Why Apple’s red iPhones are not ‘Red’ in China
Apple’s latest iPhone might be red, but it’s not Red in China. The special-edition version of the iPhone 7 and 7plus goes on sale in more than 40 countries, but China has done it slightly differently. The BBC explains why.
What is Red about?
Red is a charity looking to combat Aids and was originally founded by U2 musician Bono and activist Bobby Shriver. It gives the money it raises to the Global Fund for HIV/Aids that doles out grants.
This includes providing testing and treatment for patients with the aim of wiping out transmission of HIV. Apple is the world’s largest corporate donor to the Global Fund.
The special-edition devices celebrate Apple’s long-running partnership with Red and a portion of the sales will go towards its relief operations in Africa.
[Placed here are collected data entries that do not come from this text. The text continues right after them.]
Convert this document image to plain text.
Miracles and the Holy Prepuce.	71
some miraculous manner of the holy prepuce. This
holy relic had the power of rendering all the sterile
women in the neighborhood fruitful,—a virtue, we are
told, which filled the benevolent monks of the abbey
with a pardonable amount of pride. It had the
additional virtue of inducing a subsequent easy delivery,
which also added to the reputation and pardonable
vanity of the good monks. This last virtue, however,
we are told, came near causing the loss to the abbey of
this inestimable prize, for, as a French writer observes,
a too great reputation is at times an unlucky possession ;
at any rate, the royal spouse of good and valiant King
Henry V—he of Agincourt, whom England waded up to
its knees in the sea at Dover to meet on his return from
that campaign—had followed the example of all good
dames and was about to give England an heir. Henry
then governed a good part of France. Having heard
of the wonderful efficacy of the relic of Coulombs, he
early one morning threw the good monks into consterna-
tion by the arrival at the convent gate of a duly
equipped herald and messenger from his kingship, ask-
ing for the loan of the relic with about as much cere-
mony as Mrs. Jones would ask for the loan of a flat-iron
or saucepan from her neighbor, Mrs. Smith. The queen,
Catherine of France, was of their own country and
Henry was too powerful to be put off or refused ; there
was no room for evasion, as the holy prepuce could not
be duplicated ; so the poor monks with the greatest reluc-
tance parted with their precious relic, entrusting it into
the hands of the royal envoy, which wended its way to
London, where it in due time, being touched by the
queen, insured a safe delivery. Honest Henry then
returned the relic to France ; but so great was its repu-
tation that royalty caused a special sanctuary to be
But Apple’s Chinese-language sites don’t mention the product or cause. This left some perplexed.
Internet users were among the first to spot that there was different branding on Apple’s landing page depending on the Chinese territory.
When translated from Mandarin, Apple’s China retail website for the Red devices simply read as “now in red” while the Taiwanese site used the words “product” Red which the US and other countries have as well.
Some analysts read this as yet another example of Chinese politics interfering with Western brands looking to do business in the world’s most populous nation.
Apple had no comment on the matter.
So why the different name?
One possibility is that Apple is looking to navigate sensitivities in a state where messages are controlled: HIV/Aids and homosexuality remain taboo topics in China.
The first case of HIV in China was recorded in 1989. By 2000 the disease was found in most of China, and as it continued to spread, the government kept denying the problem.
Today discrimination against Aids patients is common.
Any other contentious issues?
Well there’s the Dalai Lama.
Earlier this year Red’s Instagram page showed a picture of the Tibetan spiritual leader, whom China considers a dangerous separatist.
How will Red do in China?
Apple has faced numerous challenges in China of late, which may be one of the reasons why it is offering the Red iPhones as a colour option as opposed to a product.
Last year Apple’s online film and book services were shut down in China. Apple was also made to pull the New York Times from the China App store following a request from the authorities.
But the red iPhones are poised to sell well because the colour is considered to be the most auspicious in Chinese culture and it is considered a prestige product there.
The tech behemoth is clearly trying to maintain relations with its fastest-growing sales region.
Apple chief executive Tim Cook has been making semi-regular trips to China and is opening four research and development centres later this year.